At least 3000 out of 13,000 inhabitants were evacuated in Nemours, 75 km south of Paris, as floodwaters crept towards the second story of buildings in the town centre.
Prolonged heavy rain also pounded parts of neighbouring Germany and at least five people have died in floods in Bavaria state in the south of the country, officials said.
In the French capital, the Seine rose five metres higher than normal forcing the rail operator to close an underground commuter line that runs along the river and is used by tourists to reach the Eiffel Tower and Notre-Dame Cathedral.
Floodwaters are forecast to peak on Friday with the River Seine due to reach six metres above its normal level.
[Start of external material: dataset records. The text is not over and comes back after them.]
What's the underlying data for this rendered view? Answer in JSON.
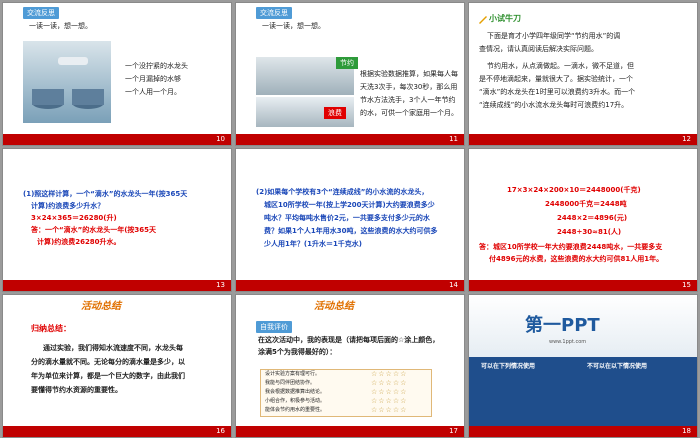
{
  "slides": [
    {
      "num": "10",
      "tag": "交流反思",
      "subtitle": "一读一读，想一想。",
      "lines": [
        "一个没拧紧的水龙头",
        "一个月漏掉的水够",
        "一个人用一个月。"
      ]
    },
    {
      "num": "11",
      "tag": "交流反思",
      "subtitle": "一读一读，想一想。",
      "badge1": "节约",
      "badge2": "浪费",
      "lines": [
        "根据实验数据推算，如果每人每",
        "天洗3次手，每次30秒，那么用",
        "节水方法洗手，3个人一年节约",
        "的水，可供一个家庭用一个月。"
      ]
    },
    {
      "num": "12",
      "title": "小试牛刀",
      "lines": [
        "下面是育才小学四年级同学“节约用水”的调",
        "查情况，请认真阅读后解决实际问题。",
        "节约用水，从点滴做起。一滴水，微不足道，但",
        "是不停地滴起来，量就很大了。据实验统计，一个",
        "“滴水”的水龙头在1时里可以浪费约3升水。而一个",
        "“连续成线”的小水流水龙头每时可浪费约17升。"
      ]
    },
    {
      "num": "13",
      "lines": [
        "(1)照这样计算，一个“滴水”的水龙头一年(按365天",
        "计算)约浪费多少升水？",
        "3×24×365＝26280(升)",
        "答：一个“滴水”的水龙头一年(按365天",
        "计算)约浪费26280升水。"
      ]
    },
    {
      "num": "14",
      "lines": [
        "(2)如果每个学校有3个“连续成线”的小水流的水龙头，",
        "城区10所学校一年(按上学200天计算)大约要浪费多少",
        "吨水？平均每吨水售价2元，一共要多支付多少元的水",
        "费？如果1个人1年用水30吨，这些浪费的水大约可供多",
        "少人用1年？(1升水＝1千克水)"
      ]
    },
    {
      "num": "15",
      "lines": [
        "17×3×24×200×10＝2448000(千克)",
        "2448000千克＝2448吨",
        "2448×2＝4896(元)",
        "2448÷30≈81(人)",
        "答：城区10所学校一年大约要浪费2448吨水，一共要多支",
        "付4896元的水费，这些浪费的水大约可供81人用1年。"
      ]
    },
    {
      "num": "16",
      "title": "活动总结",
      "heading": "归纳总结：",
      "lines": [
        "通过实验，我们得知水流速度不同，水龙头每",
        "分的滴水量就不同。无论每分的滴水量是多少，以",
        "年为单位来计算，都是一个巨大的数字，由此我们",
        "要懂得节约水资源的重要性。"
      ]
    },
    {
      "num": "17",
      "title": "活动总结",
      "tag": "自我评价",
      "lines": [
        "在这次活动中，我的表现是（请把每项后面的☆涂上颜色，",
        "涂满5个为我得最好的）："
      ],
      "rows": [
        "设计实验方案有理可行。",
        "我能与同伴团结协作。",
        "我会根据数据推算出结论。",
        "小组合作，积极参与活动。",
        "能体会节约用水的重要性。"
      ],
      "stars": "☆☆☆☆☆"
    },
    {
      "num": "18",
      "logo": "第一PPT",
      "url": "www.1ppt.com",
      "left_head": "可以在下列情况使用",
      "right_head": "不可以在以下情况使用"
    }
  ],
  "colors": {
    "bar": "#c00000",
    "tag": "#4f9bd6",
    "red": "#e00000",
    "blue": "#1a47b8"
  }
}
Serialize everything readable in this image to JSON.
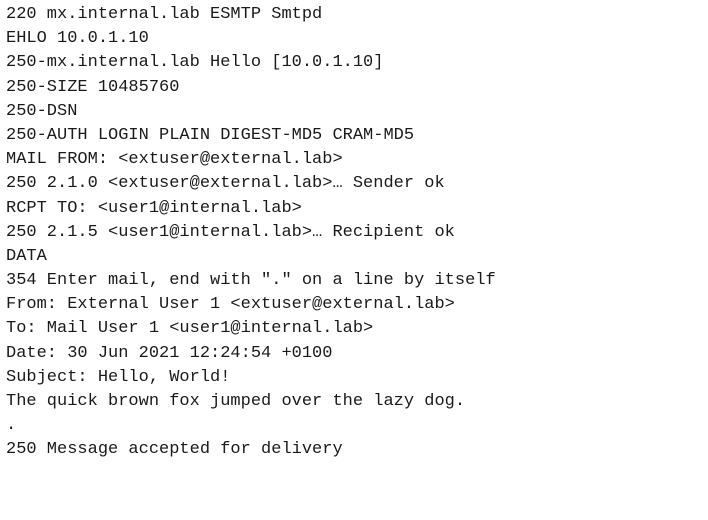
{
  "transcript": {
    "lines": [
      "220 mx.internal.lab ESMTP Smtpd",
      "EHLO 10.0.1.10",
      "250-mx.internal.lab Hello [10.0.1.10]",
      "250-SIZE 10485760",
      "250-DSN",
      "250-AUTH LOGIN PLAIN DIGEST-MD5 CRAM-MD5",
      "MAIL FROM: <extuser@external.lab>",
      "250 2.1.0 <extuser@external.lab>… Sender ok",
      "RCPT TO: <user1@internal.lab>",
      "250 2.1.5 <user1@internal.lab>… Recipient ok",
      "DATA",
      "354 Enter mail, end with \".\" on a line by itself",
      "From: External User 1 <extuser@external.lab>",
      "To: Mail User 1 <user1@internal.lab>",
      "Date: 30 Jun 2021 12:24:54 +0100",
      "Subject: Hello, World!",
      "The quick brown fox jumped over the lazy dog.",
      ".",
      "250 Message accepted for delivery"
    ]
  }
}
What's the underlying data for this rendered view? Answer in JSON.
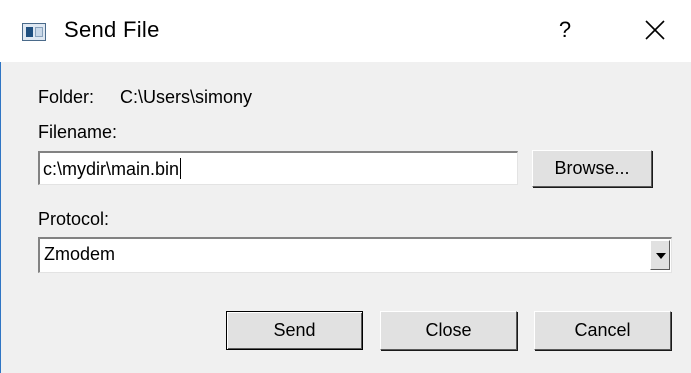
{
  "titlebar": {
    "title": "Send File",
    "help_glyph": "?",
    "icons": {
      "app": "app-window-icon",
      "close": "close-icon"
    }
  },
  "folder": {
    "label": "Folder:",
    "value": "C:\\Users\\simony"
  },
  "filename": {
    "label": "Filename:",
    "value": "c:\\mydir\\main.bin",
    "browse_label": "Browse..."
  },
  "protocol": {
    "label": "Protocol:",
    "selected": "Zmodem"
  },
  "buttons": {
    "send": "Send",
    "close": "Close",
    "cancel": "Cancel"
  }
}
The Louvre museum shut down and said it would remain closed on Friday to keep its priceless art safe. The Orsay museum of Impressionist art will also be shut on Friday. Both are located right by the Seine in central Paris.
The river could peak at six metres in Paris on Friday, officials said, stressing that was still well below the level where it would pose danger to residents. The Seine reached a record high of 8.6 metres in 1910.
In the Loire Valley, Chambord castle, a UNESCO world heritage site, found itself surrounded by water.
The national weather service said the greater Paris region had in May endured its wettest month since 1960.
In the Loiret region, where local officials called on the army to help evacuate motorists trapped on the A10 motorway, the floods were the most severe in a century.